И они принялись бдить. Противник затих и не подавал признаков жизни. Он предпочитал сидеть без света, но не сдаваться. К ночи расстановка сил окончательно определилась. Грека выполнил приказ шефа на отлично. Из соседних, а также выше- и нижерасположенных квартир выходили люди с доброжелательными улыбками и знакомились с сыщиками.
Старушка из квартиры слева предлагала горячей картошечки. Томный юноша из квартиры справа в трениках в обтяжку настоятельно приглашал Птенчика заглянуть на чашечку кофе.
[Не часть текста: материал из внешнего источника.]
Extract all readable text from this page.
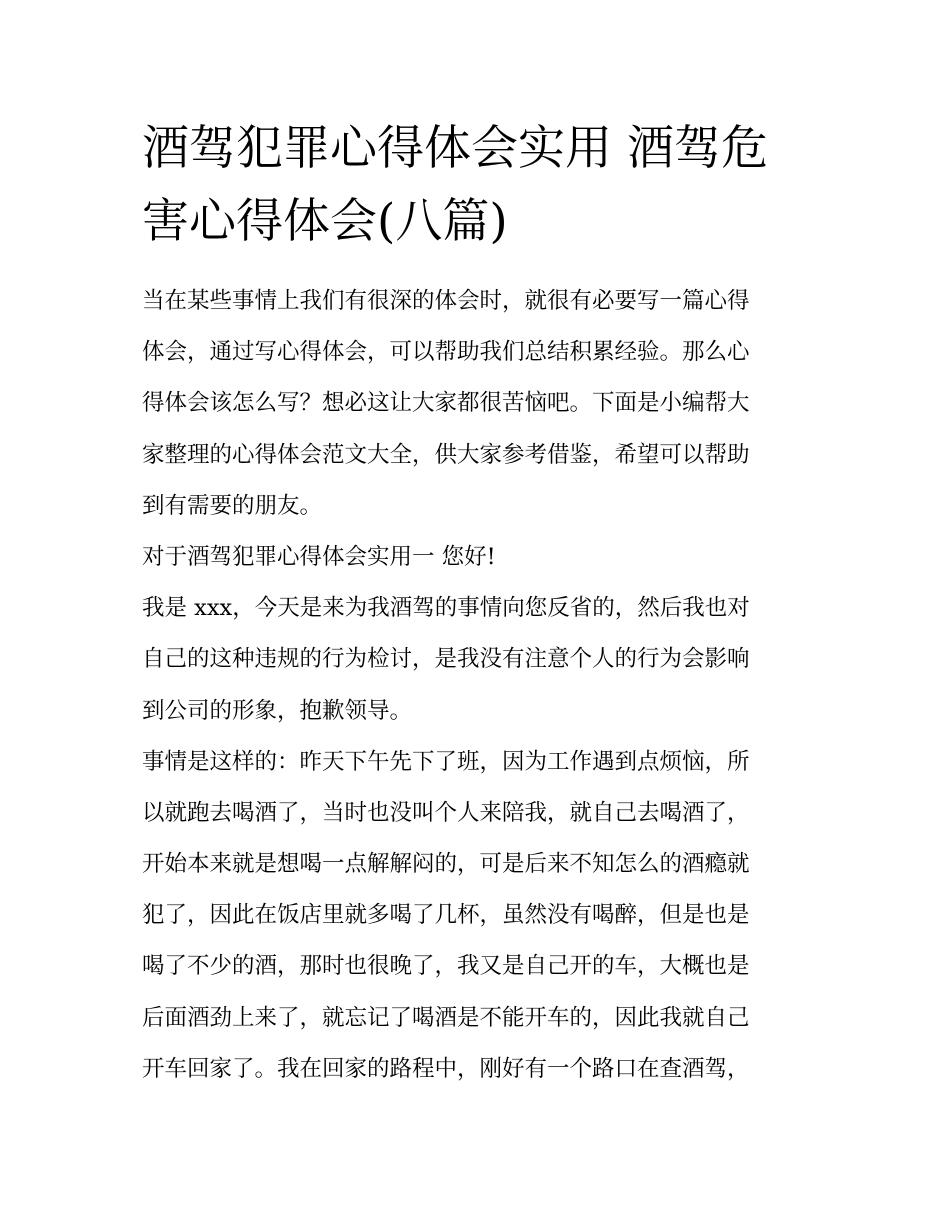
酒驾犯罪心得体会实用 酒驾危
害心得体会(八篇)
当在某些事情上我们有很深的体会时，就很有必要写一篇心得
体会，通过写心得体会，可以帮助我们总结积累经验。那么心
得体会该怎么写？想必这让大家都很苦恼吧。下面是小编帮大
家整理的心得体会范文大全，供大家参考借鉴，希望可以帮助
到有需要的朋友。
对于酒驾犯罪心得体会实用一 您好!
我是 xxx，今天是来为我酒驾的事情向您反省的，然后我也对
自己的这种违规的行为检讨，是我没有注意个人的行为会影响
到公司的形象，抱歉领导。
事情是这样的：昨天下午先下了班，因为工作遇到点烦恼，所
以就跑去喝酒了，当时也没叫个人来陪我，就自己去喝酒了，
开始本来就是想喝一点解解闷的，可是后来不知怎么的酒瘾就
犯了，因此在饭店里就多喝了几杯，虽然没有喝醉，但是也是
喝了不少的酒，那时也很晚了，我又是自己开的车，大概也是
后面酒劲上来了，就忘记了喝酒是不能开车的，因此我就自己
开车回家了。我在回家的路程中，刚好有一个路口在查酒驾，
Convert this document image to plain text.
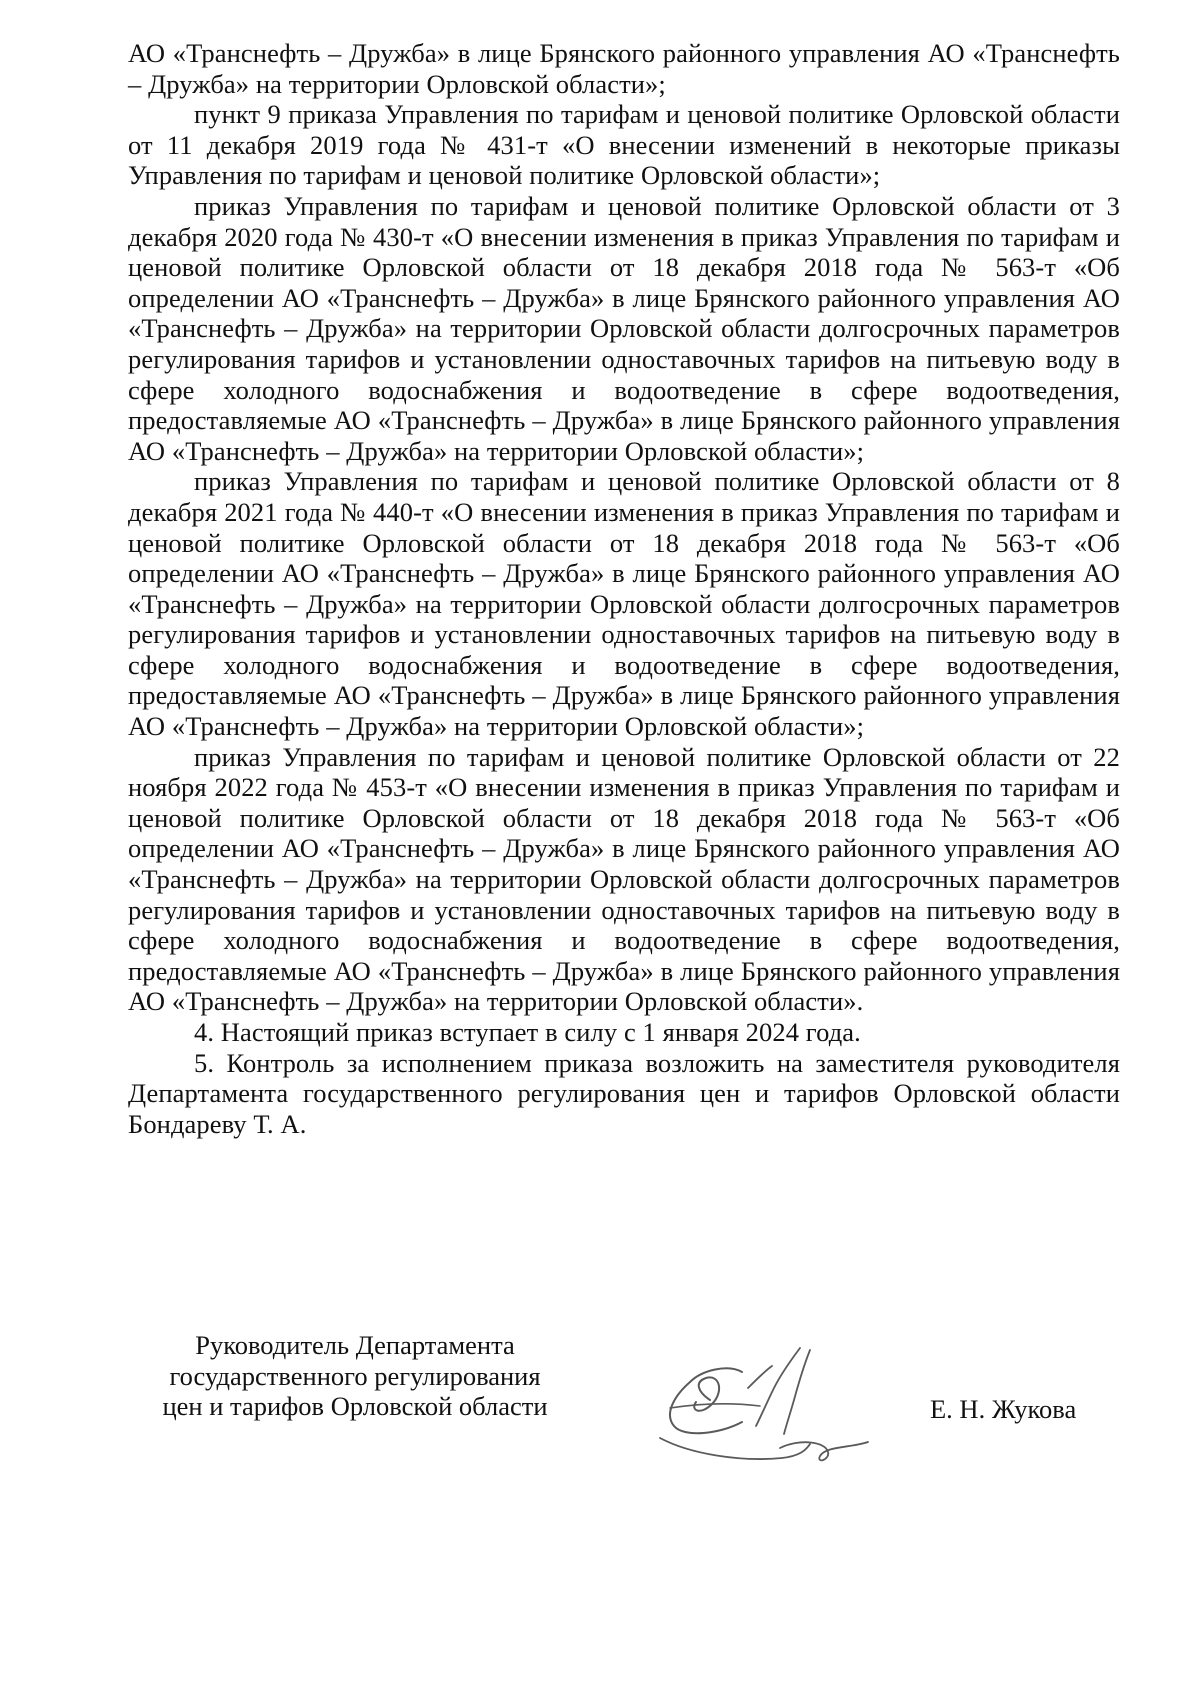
АО «Транснефть – Дружба» в лице Брянского районного управления АО «Транснефть – Дружба» на территории Орловской области»;

пункт 9 приказа Управления по тарифам и ценовой политике Орловской области от 11 декабря 2019 года № 431-т «О внесении изменений в некоторые приказы Управления по тарифам и ценовой политике Орловской области»;

приказ Управления по тарифам и ценовой политике Орловской области от 3 декабря 2020 года № 430-т «О внесении изменения в приказ Управления по тарифам и ценовой политике Орловской области от 18 декабря 2018 года № 563-т «Об определении АО «Транснефть – Дружба» в лице Брянского районного управления АО «Транснефть – Дружба» на территории Орловской области долгосрочных параметров регулирования тарифов и установлении одноставочных тарифов на питьевую воду в сфере холодного водоснабжения и водоотведение в сфере водоотведения, предоставляемые АО «Транснефть – Дружба» в лице Брянского районного управления АО «Транснефть – Дружба» на территории Орловской области»;

приказ Управления по тарифам и ценовой политике Орловской области от 8 декабря 2021 года № 440-т «О внесении изменения в приказ Управления по тарифам и ценовой политике Орловской области от 18 декабря 2018 года № 563-т «Об определении АО «Транснефть – Дружба» в лице Брянского районного управления АО «Транснефть – Дружба» на территории Орловской области долгосрочных параметров регулирования тарифов и установлении одноставочных тарифов на питьевую воду в сфере холодного водоснабжения и водоотведение в сфере водоотведения, предоставляемые АО «Транснефть – Дружба» в лице Брянского районного управления АО «Транснефть – Дружба» на территории Орловской области»;

приказ Управления по тарифам и ценовой политике Орловской области от 22 ноября 2022 года № 453-т «О внесении изменения в приказ Управления по тарифам и ценовой политике Орловской области от 18 декабря 2018 года № 563-т «Об определении АО «Транснефть – Дружба» в лице Брянского районного управления АО «Транснефть – Дружба» на территории Орловской области долгосрочных параметров регулирования тарифов и установлении одноставочных тарифов на питьевую воду в сфере холодного водоснабжения и водоотведение в сфере водоотведения, предоставляемые АО «Транснефть – Дружба» в лице Брянского районного управления АО «Транснефть – Дружба» на территории Орловской области».

4. Настоящий приказ вступает в силу с 1 января 2024 года.

5. Контроль за исполнением приказа возложить на заместителя руководителя Департамента государственного регулирования цен и тарифов Орловской области Бондареву Т. А.

Руководитель Департамента
государственного регулирования
цен и тарифов Орловской области	Е. Н. Жукова
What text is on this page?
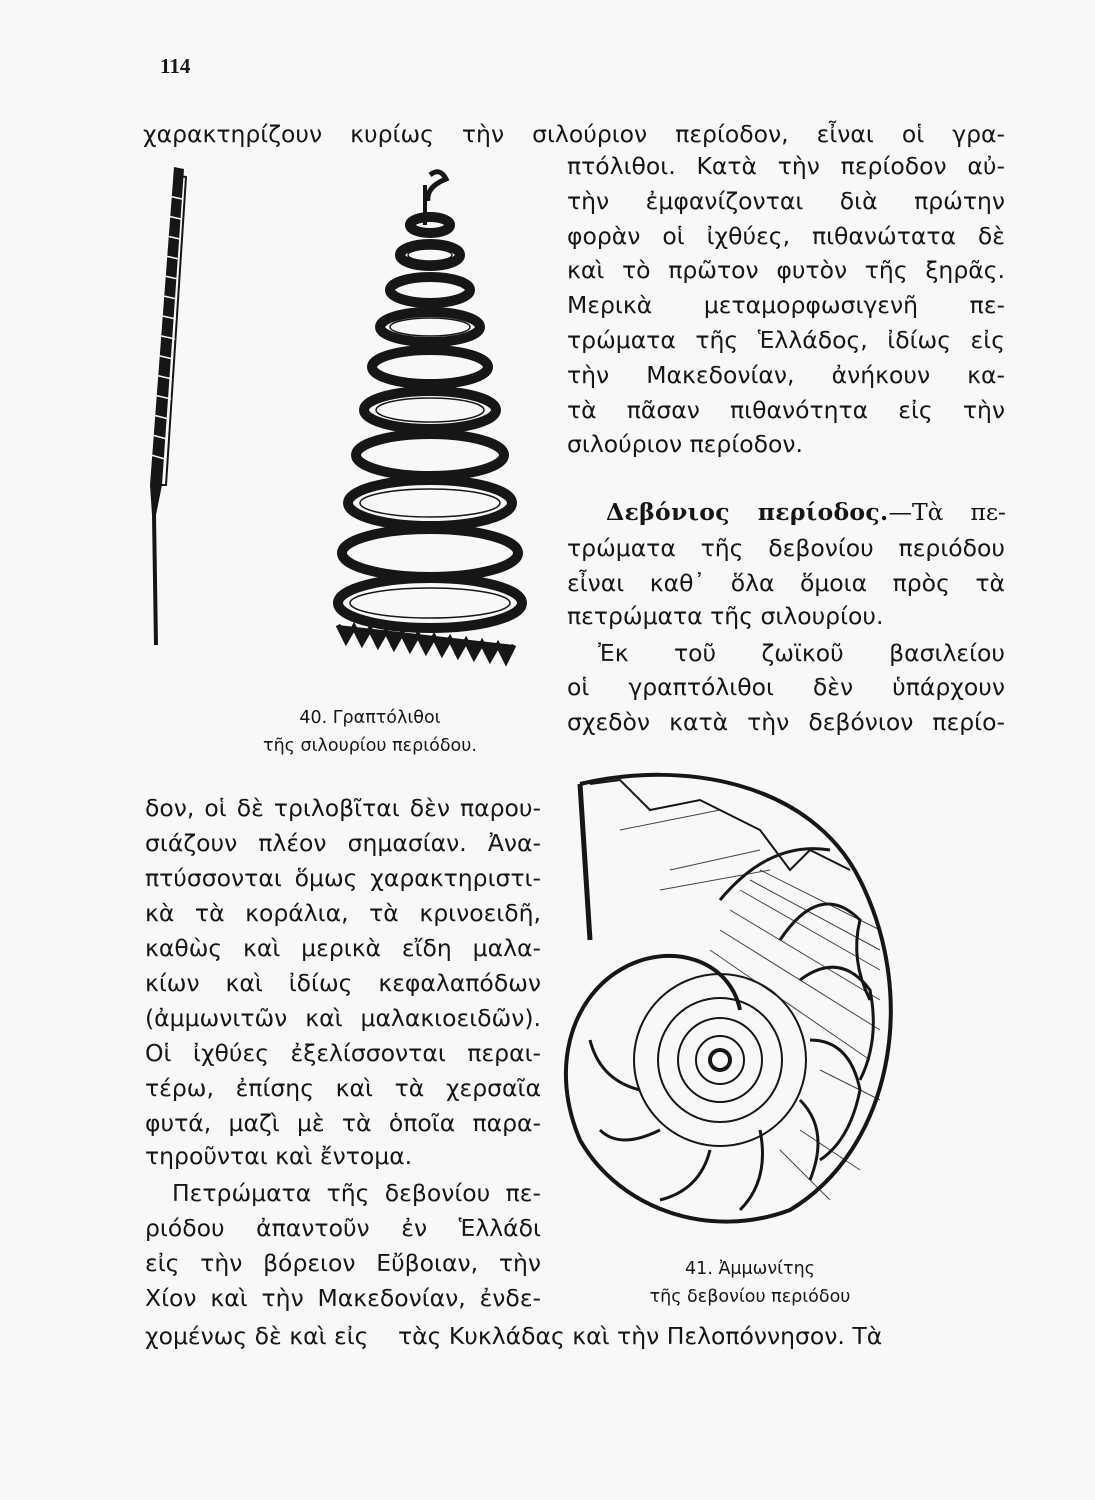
114
χαρακτηρίζουν κυρίως τὴν σιλούριον περίοδον, εἶναι οἱ γρα-
πτόλιθοι. Κατὰ τὴν περίοδον αὐ-
τὴν ἐμφανίζονται διὰ πρώτην
φορὰν οἱ ἰχθύες, πιθανώτατα δὲ
καὶ τὸ πρῶτον φυτὸν τῆς ξηρᾶς.
Μερικὰ μεταμορφωσιγενῆ πε-
τρώματα τῆς Ἑλλάδος, ἰδίως εἰς
τὴν Μακεδονίαν, ἀνήκουν κα-
τὰ πᾶσαν πιθανότητα εἰς τὴν
σιλούριον περίοδον.
Δεβόνιος περίοδος.—Τὰ πε-
τρώματα τῆς δεβονίου περιόδου
εἶναι καθ᾽ ὅλα ὅμοια πρὸς τὰ
πετρώματα τῆς σιλουρίου.
Ἐκ τοῦ ζωϊκοῦ βασιλείου
οἱ γραπτόλιθοι δὲν ὑπάρχουν
σχεδὸν κατὰ τὴν δεβόνιον περίο-
40. Γραπτόλιθοι
τῆς σιλουρίου περιόδου.
δον, οἱ δὲ τριλοβῖται δὲν παρου-
σιάζουν πλέον σημασίαν. Ἀνα-
πτύσσονται ὅμως χαρακτηριστι-
κὰ τὰ κοράλια, τὰ κρινοειδῆ,
καθὼς καὶ μερικὰ εἴδη μαλα-
κίων καὶ ἰδίως κεφαλαπόδων
(ἀμμωνιτῶν καὶ μαλακιοειδῶν).
Οἱ ἰχθύες ἐξελίσσονται περαι-
τέρω, ἐπίσης καὶ τὰ χερσαῖα
φυτά, μαζὶ μὲ τὰ ὁποῖα παρα-
τηροῦνται καὶ ἔντομα.
Πετρώματα τῆς δεβονίου πε-
ριόδου ἀπαντοῦν ἐν Ἑλλάδι
εἰς τὴν βόρειον Εὔβοιαν, τὴν
Χίον καὶ τὴν Μακεδονίαν, ἐνδε-
41. Ἀμμωνίτης
τῆς δεβονίου περιόδου
χομένως δὲ καὶ εἰς τὰς Κυκλάδας καὶ τὴν Πελοπόννησον. Τὰ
Внизу вообще гуляли свадьбу и всю группу едва не утащили «буквально на пять минут выпить за здоровье молодых». Во что растянулись бы эти пять минут, многоопытный Крюков даже подумать боялся.
Отринув соблазны, опергруппа продолжала стойко переносить тяготы службы. Крюков позволил только Птенчику отвлечься на минуту, чтобы буквально одним ударом пресечь в квартире сверху назревший семейный скандал.
В квартире напротив, дверь которой выходила на ту же лестничную площадку, проживала одинокая дама «чуть за тридцать». Ну совсем чуть-чуть, лет на десять-двадцать максимум. После того как Грека познакомился с ней, он с торжествующим видом вынес пару табуреток.
— Присаживайтесь, — предложил он товарищам по оружию.
— А себе? — наивно поинтересовался Крюков.